Beginning on October 12, 2018, a migrant caravan was formed in San Pedro Sula, the second largest city in Honduras. It originally numbered fewer than 200 people — in line with most past caravans. But as word spread, the mobilization quickly grew. By the time the group had crossed the border into Guatemala, its members traveling by foot and vehicle, it had ballooned to more than 1,000. On January 22, 2020, Department of Homeland Security Acting Secretary Chad F. Wolf issued the following statement regarding the migrant caravan at the Guatemala-Mexico border. “Being part of large group, like a caravan, provides no special treatment or benefits to those who participate. Should any members of the caravan reach the U.S-Mexico border, they will be processed accordingly and quickly removed, returned or repatriated.”

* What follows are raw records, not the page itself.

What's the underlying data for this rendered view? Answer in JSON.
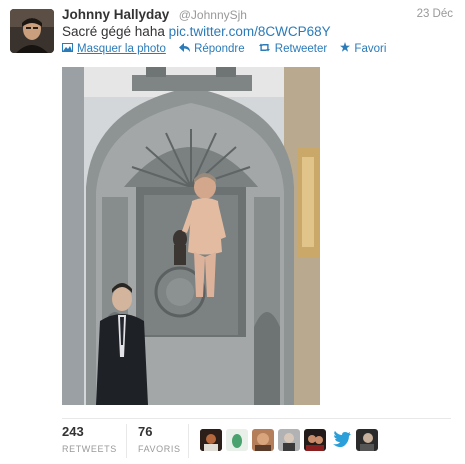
{
  "tweet": {
    "fullname": "Johnny Hallyday",
    "screen_name": "@JohnnySjh",
    "date": "23 Déc",
    "text": "Sacré gégé haha",
    "link": "pic.twitter.com/8CWCP68Y"
  },
  "actions": {
    "hide_photo": "Masquer la photo",
    "reply": "Répondre",
    "retweet": "Retweeter",
    "favorite": "Favori"
  },
  "stats": {
    "retweets_count": "243",
    "retweets_label": "RETWEETS",
    "favorites_count": "76",
    "favorites_label": "FAVORIS"
  },
  "icons": {
    "avatar": "profile-photo",
    "hide": "photo-icon",
    "reply": "reply-arrow-icon",
    "retweet": "retweet-icon",
    "favorite": "star-icon",
    "bird": "twitter-bird-icon"
  },
  "colors": {
    "link": "#2b7bb9",
    "text": "#333333",
    "muted": "#999999"
  }
}
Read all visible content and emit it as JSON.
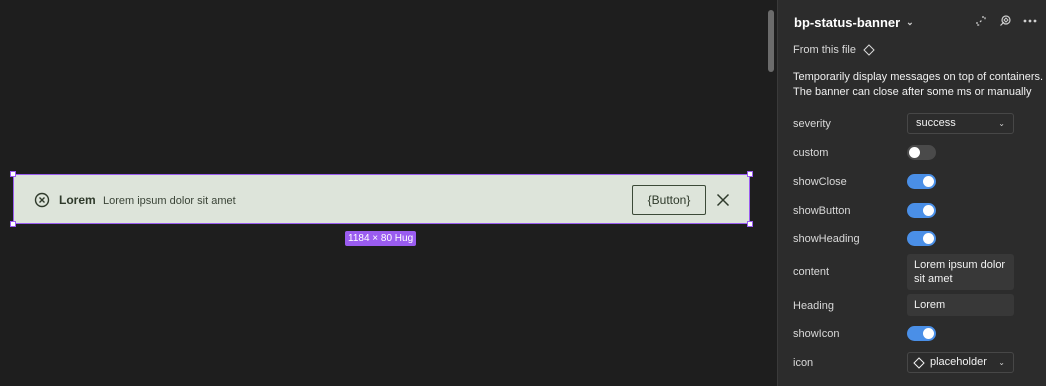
{
  "canvas": {
    "banner": {
      "heading": "Lorem",
      "content": "Lorem ipsum dolor sit amet",
      "button_label": "{Button}",
      "size_badge": "1184 × 80 Hug"
    }
  },
  "panel": {
    "component_name": "bp-status-banner",
    "source": "From this file",
    "description_lines": [
      "Temporarily display messages on top of containers.",
      "The banner can close after some ms or manually"
    ],
    "properties": [
      {
        "label": "severity",
        "type": "select",
        "value": "success"
      },
      {
        "label": "custom",
        "type": "toggle",
        "value": false
      },
      {
        "label": "showClose",
        "type": "toggle",
        "value": true
      },
      {
        "label": "showButton",
        "type": "toggle",
        "value": true
      },
      {
        "label": "showHeading",
        "type": "toggle",
        "value": true
      },
      {
        "label": "content",
        "type": "text",
        "value_lines": [
          "Lorem ipsum dolor",
          "sit amet"
        ]
      },
      {
        "label": "Heading",
        "type": "text",
        "value": "Lorem"
      },
      {
        "label": "showIcon",
        "type": "toggle",
        "value": true
      },
      {
        "label": "icon",
        "type": "select",
        "value": "placeholder"
      }
    ]
  },
  "colors": {
    "accent": "#9a5cf0",
    "toggle_on": "#4a8fe7",
    "banner_bg": "#dde4da"
  },
  "icons": [
    "circle-x-icon",
    "close-icon",
    "detach-icon",
    "component-link-icon",
    "more-icon",
    "diamond-icon",
    "chevron-down-icon"
  ]
}
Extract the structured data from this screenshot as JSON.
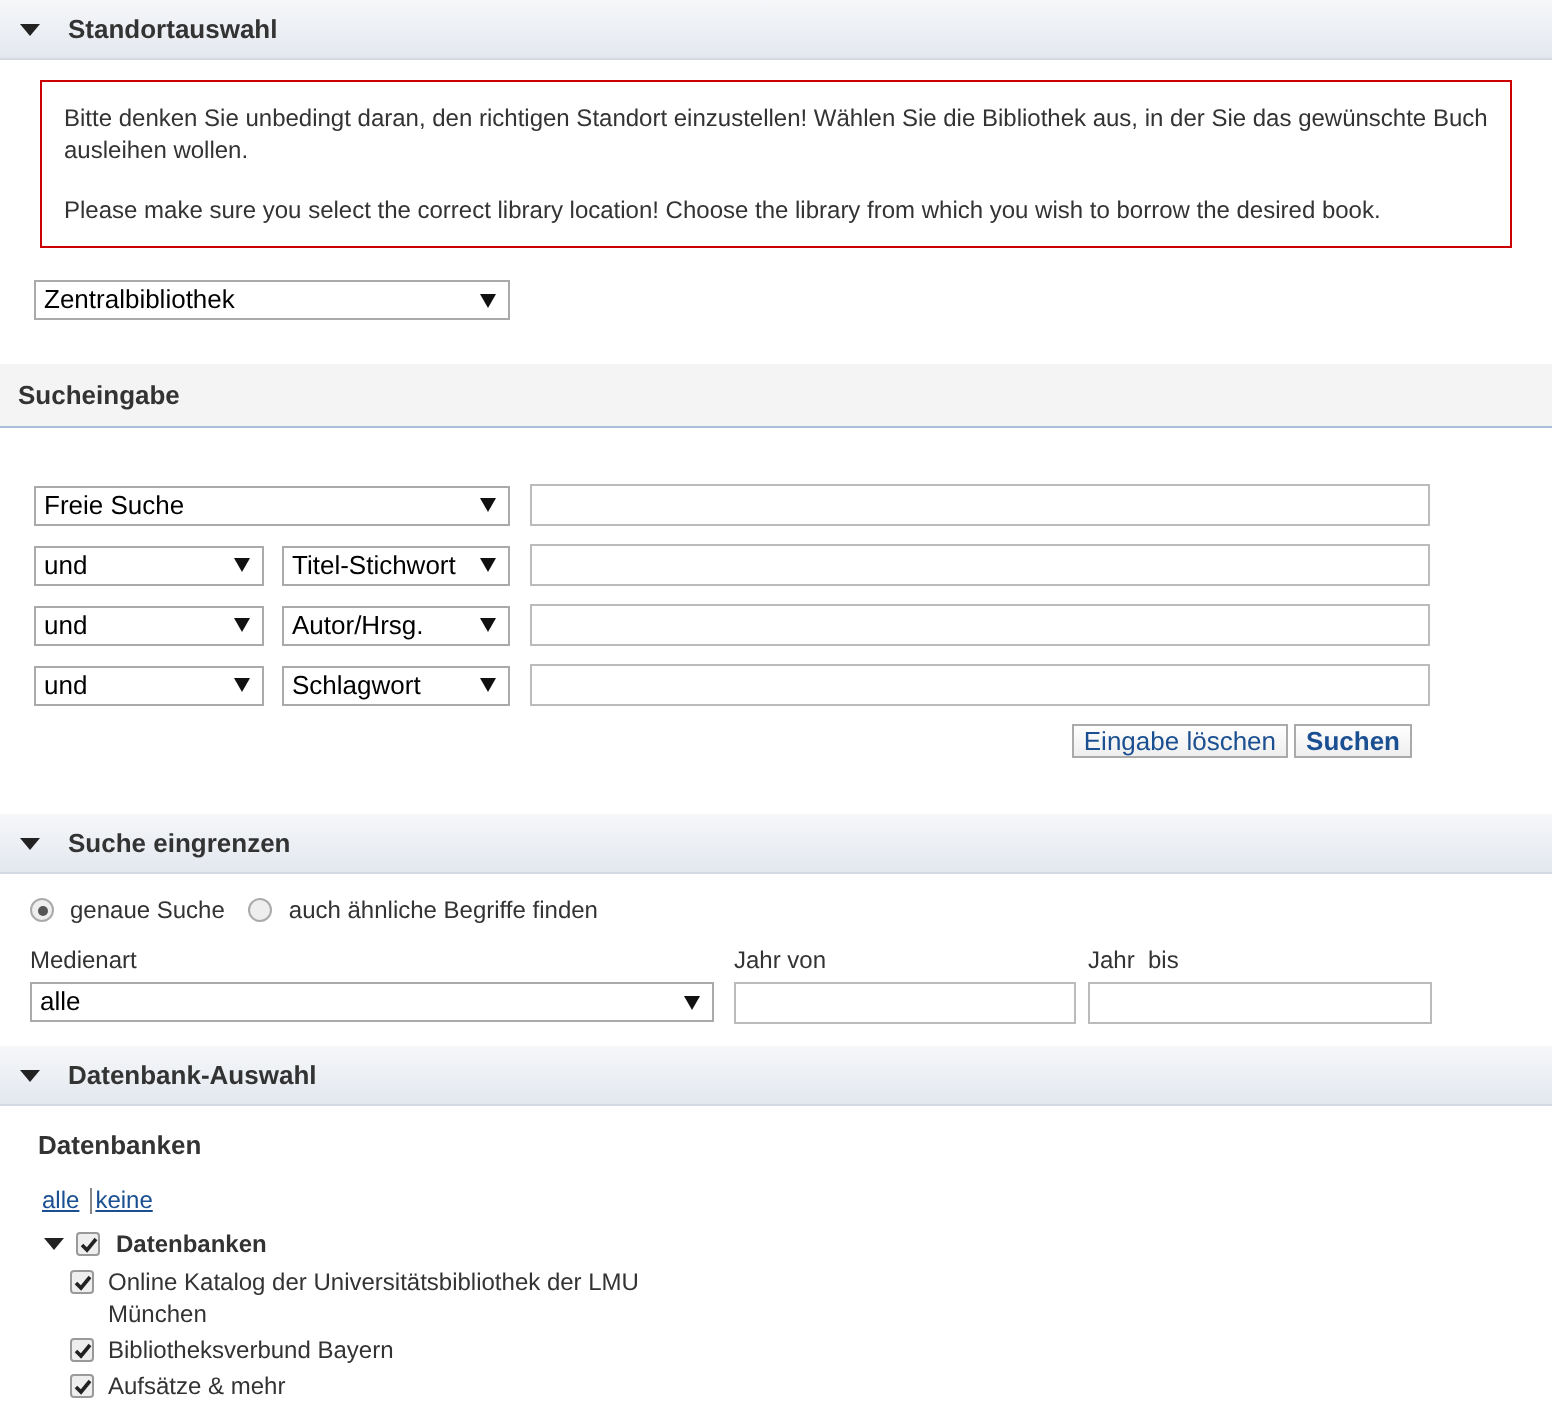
{
  "standort": {
    "title": "Standortauswahl",
    "expanded": true,
    "notice": [
      "Bitte denken Sie unbedingt daran, den richtigen Standort einzustellen! Wählen Sie die Bibliothek aus, in der Sie das gewünschte Buch ausleihen wollen.",
      "Please make sure you select the correct library location! Choose the library from which you wish to borrow the desired book."
    ],
    "location": "Zentralbibliothek"
  },
  "sucheingabe": {
    "title": "Sucheingabe",
    "rows": [
      {
        "kind": "first",
        "field": "Freie Suche"
      },
      {
        "kind": "combined",
        "operator": "und",
        "field": "Titel-Stichwort"
      },
      {
        "kind": "combined",
        "operator": "und",
        "field": "Autor/Hrsg."
      },
      {
        "kind": "combined",
        "operator": "und",
        "field": "Schlagwort"
      }
    ],
    "buttons": [
      {
        "label": "Eingabe löschen",
        "kind": "reset"
      },
      {
        "label": "Suchen",
        "kind": "submit"
      }
    ]
  },
  "eingrenzen": {
    "title": "Suche eingrenzen",
    "expanded": true,
    "options": [
      {
        "label": "genaue Suche",
        "selected": true
      },
      {
        "label": "auch ähnliche Begriffe finden",
        "selected": false
      }
    ],
    "medienart": {
      "label": "Medienart",
      "value": "alle"
    },
    "jahr_von": {
      "label": "Jahr von"
    },
    "jahr_bis": {
      "label": "Jahr  bis"
    }
  },
  "datenbank": {
    "title": "Datenbank-Auswahl",
    "expanded": true,
    "heading": "Datenbanken",
    "links": [
      "alle",
      "keine"
    ],
    "tree": {
      "label": "Datenbanken",
      "expanded": true,
      "checked": true,
      "children": [
        {
          "label": "Online Katalog der Universitätsbibliothek der LMU München",
          "checked": true
        },
        {
          "label": "Bibliotheksverbund Bayern",
          "checked": true
        },
        {
          "label": "Aufsätze & mehr",
          "checked": true
        }
      ]
    }
  }
}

There is no doubt that over one million Hondurans reside in the United States. Everyone living in the 50 states, District of Columbia, and five U.S. territories (Puerto Rico, American Samoa, the Commonwealth of the Northern Mariana Islands, Guam, and the U.S. Virgin Islands) is required by law to be counted in the 2020 Census. Getting a complete and accurate census count is critically important. Each home will receive an invitation to respond to a short questionnaire online, by phone, or by mail.
Census results have an impact on planning and funding for health clinics and highways, fire departments and disaster response, education programs such as Head Start and college tuition assistance, and so much more.
Don’t let misinformation keep your friends and family members from responding. Everyone counts. The 2020 Census counts everyone living in the country, including non-citizens.
The 2020 Census is more than a population count. Getting a complete and accurate count of the over one million Hondurans in the 2020 Census provides them with an opportunity to shape the future of their community in the United States of America.